¿Qué significa salir de la zona de confort?
Entre la libertad y la locura

Comenzó hace siete años con un blog llamado My Vintage Armoire. Ha colaborado en Elle México, Quién, Instyle, Life&Style, Reforma y Finding Ferdinand. Licenciada en mercadotecnia y comunicación por el Tec de Monterrey, escribe sobre la felicidad y la tristeza, el amor y el desamor, la duda, los reproches, el amor propio, el existencialismo, la introspección y el crecimiento personal. Lanzó el podcast Libre&Loca, uno de los 50 más escuchados en México y Latinoamérica.

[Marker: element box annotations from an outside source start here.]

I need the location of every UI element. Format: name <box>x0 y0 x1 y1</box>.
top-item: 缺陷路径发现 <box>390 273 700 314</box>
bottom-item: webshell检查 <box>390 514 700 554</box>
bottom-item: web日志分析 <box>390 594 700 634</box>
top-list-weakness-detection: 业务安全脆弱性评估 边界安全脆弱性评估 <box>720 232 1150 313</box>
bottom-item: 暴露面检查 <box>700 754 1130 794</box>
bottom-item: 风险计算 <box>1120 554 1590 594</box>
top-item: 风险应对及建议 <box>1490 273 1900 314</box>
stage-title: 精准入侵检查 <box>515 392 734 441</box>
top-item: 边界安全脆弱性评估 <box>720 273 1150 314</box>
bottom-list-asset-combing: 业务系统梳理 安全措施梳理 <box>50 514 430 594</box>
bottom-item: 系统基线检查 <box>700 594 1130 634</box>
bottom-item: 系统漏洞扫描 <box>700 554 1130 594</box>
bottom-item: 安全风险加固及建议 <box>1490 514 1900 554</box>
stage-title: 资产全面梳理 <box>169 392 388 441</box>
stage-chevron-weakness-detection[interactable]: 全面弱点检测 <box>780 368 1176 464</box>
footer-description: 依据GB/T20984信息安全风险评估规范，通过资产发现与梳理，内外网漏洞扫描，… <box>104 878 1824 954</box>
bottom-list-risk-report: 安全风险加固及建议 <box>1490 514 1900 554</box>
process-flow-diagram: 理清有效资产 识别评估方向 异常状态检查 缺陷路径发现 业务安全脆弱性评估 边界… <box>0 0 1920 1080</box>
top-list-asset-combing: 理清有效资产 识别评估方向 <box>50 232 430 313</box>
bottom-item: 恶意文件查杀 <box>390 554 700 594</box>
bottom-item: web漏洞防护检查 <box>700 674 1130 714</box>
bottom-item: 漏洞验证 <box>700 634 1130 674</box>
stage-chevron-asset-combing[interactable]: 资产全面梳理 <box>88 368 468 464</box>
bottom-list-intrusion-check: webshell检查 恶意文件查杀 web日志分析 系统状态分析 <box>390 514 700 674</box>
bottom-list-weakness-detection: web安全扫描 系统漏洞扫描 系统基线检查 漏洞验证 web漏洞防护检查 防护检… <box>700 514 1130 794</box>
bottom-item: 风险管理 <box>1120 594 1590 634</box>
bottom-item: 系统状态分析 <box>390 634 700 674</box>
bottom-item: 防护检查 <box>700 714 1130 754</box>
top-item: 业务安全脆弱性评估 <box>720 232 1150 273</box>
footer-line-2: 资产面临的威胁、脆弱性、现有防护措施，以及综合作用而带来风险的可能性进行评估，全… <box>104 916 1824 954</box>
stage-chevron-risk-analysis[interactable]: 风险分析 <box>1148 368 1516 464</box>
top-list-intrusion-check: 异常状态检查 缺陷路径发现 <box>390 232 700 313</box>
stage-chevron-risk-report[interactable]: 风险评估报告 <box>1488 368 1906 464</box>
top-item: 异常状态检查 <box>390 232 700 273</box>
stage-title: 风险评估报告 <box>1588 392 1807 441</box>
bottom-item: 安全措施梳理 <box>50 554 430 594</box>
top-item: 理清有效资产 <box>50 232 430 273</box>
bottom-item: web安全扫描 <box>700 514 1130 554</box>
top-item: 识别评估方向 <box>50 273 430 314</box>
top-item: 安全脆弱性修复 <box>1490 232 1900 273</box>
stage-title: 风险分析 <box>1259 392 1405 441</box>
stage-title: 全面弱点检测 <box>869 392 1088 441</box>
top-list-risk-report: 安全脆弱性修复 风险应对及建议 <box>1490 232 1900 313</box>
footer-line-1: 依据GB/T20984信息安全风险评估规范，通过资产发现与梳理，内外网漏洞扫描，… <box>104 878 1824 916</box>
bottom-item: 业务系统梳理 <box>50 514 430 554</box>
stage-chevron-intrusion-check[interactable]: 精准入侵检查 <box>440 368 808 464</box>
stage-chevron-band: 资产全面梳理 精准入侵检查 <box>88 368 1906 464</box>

TikTok: therobertawoodworth

¿Qué significa salir de la zona de confort?
Foto: Schäferle/Pixabay

Acabo de dar una charla sobre el poder de la vulnerabilidad y dentro de las cosas que dije exhorté a quien me escuchaba a salir de su zona de confort, en el entendido de que es más difícil quitarnos la armadura que construirla y que, al final, la vulnerabilidad es el camino a la autenticidad, por ende a conectar, a nuestro propósito y a una vida más feliz.

Pero no es eso lo que quiero abordar hoy aquí.

Hoy me quiero regresar un par de puntos y hablar de la zona de confort, porque como muchos otros términos que giran torno al crecimiento personal como amor propio, responsabilidad afectiva, consciencia, introspección e inteligencia emocional hay una industria que jura que la clave de la vida está en salir de ahí para mágicamente encontrarnos con lo que sea que nos falte.

La cosa es que nadie nos dice cómo, ni que salir de aquel destino no es encontrar una cubeta de oro al final del arcoíris.

La zona de confort se llama así porque es cómoda, porque hemos encontrado quizás un lugar al que pertenecer, que nos acoge, en el que podemos ser y si no ser… estar. Sin tantos males o convivir con males conocidos, a diferencia de lo que pasaría si saliéramos a explorar y nos topáramos con algo diferente que no sabemos manejar.

Ahora, en salir hay dos caminos, que como todo en la vida el ser humano tiende a ver como blanco y negro, bueno y malo, cuando en realidad podría ser éxito o lección.

Nos aterra salir de lo conocido porque pensamos que si esa salida no tiene como resultado un magnífico triunfo significa que estábamos equivocados, hay que regresar corriendo o mejor dicho jamás deberíamos de haber dejado la madriguera; cuando es ese pensamiento el que precisamente activa el mecanismo de defensa que nos mantiene encerrados ahí evitando situaciones potencialmente incómodas o poco favorecedoras pero también todo aquello que pueda hacernos evolucionar.

Salir de ahí es darnos la oportunidad de conocer nuevas personas y lugares o vivir nuevas experiencias que potencialmente puedan hacernos sentir bien y ayudarnos a descubrir cosas nuevas para las que no sabíamos que éramos buenos, o no sabíamos que disfrutábamos.

No solo somos buenos para lo que somos buenos.

Siempre podemos ser buenos para algo nuevo y mejores en lo que ya hacemos bien.

Pero si resulta que no, si tropezamos, si nos equivocamos, si tartamudeamos hablando en público, hacemos el oso, reprobamos un examen, la amistad fracasa, la relación termina o resulta que detestas la clase de spinning, eso no es una pérdida de tiempo ni es tu culpa por haberte expuesto a algo nuevo.

Salir de la zona de confort no tiene que ser un éxito tremendo, sino que puede servir para solidificar tu percepción ante algo, tus valores y tus creencias.

Ejemplo: yo he comprobado mediante prueba y error que necesito salir con gente comunicativa y cariñosa, si no comunican no me siento a gusto. Igual y para ti los hikes matutinos a las 6 de la mañana no funcionan, porque te cansan mucho. Igual y salir a cenar entre semana no es lo tuyo porque necesitas dormir. Si ya hablaste cinco veces en público y siempre te congelas, quizás es un indicio de algo que puedes trabajar en terapia a fondo. O quizás significa que ya no lo quieres hacer más y ESTÁ BIEN.

Vivimos en una cultura que nos dice que corramos, que busquemos, que salgamos, que hagamos más y por ende se nos ha olvidado como parar, como reflexionar, como integrar lo que nos pasa. Siempre podemos sentarnos en la zona de confort para hacerlo en un lugar seguro.

Pero ¿qué significa salir de la zona de confort? Darnos la oportunidad de explorar y ampliarla con nuevas experiencias.

La cuestión es no negarnos vivencias que puedan sumar y expandir, nuestra visión, forma de hacer, de pensar, de ver, sentir y de ser.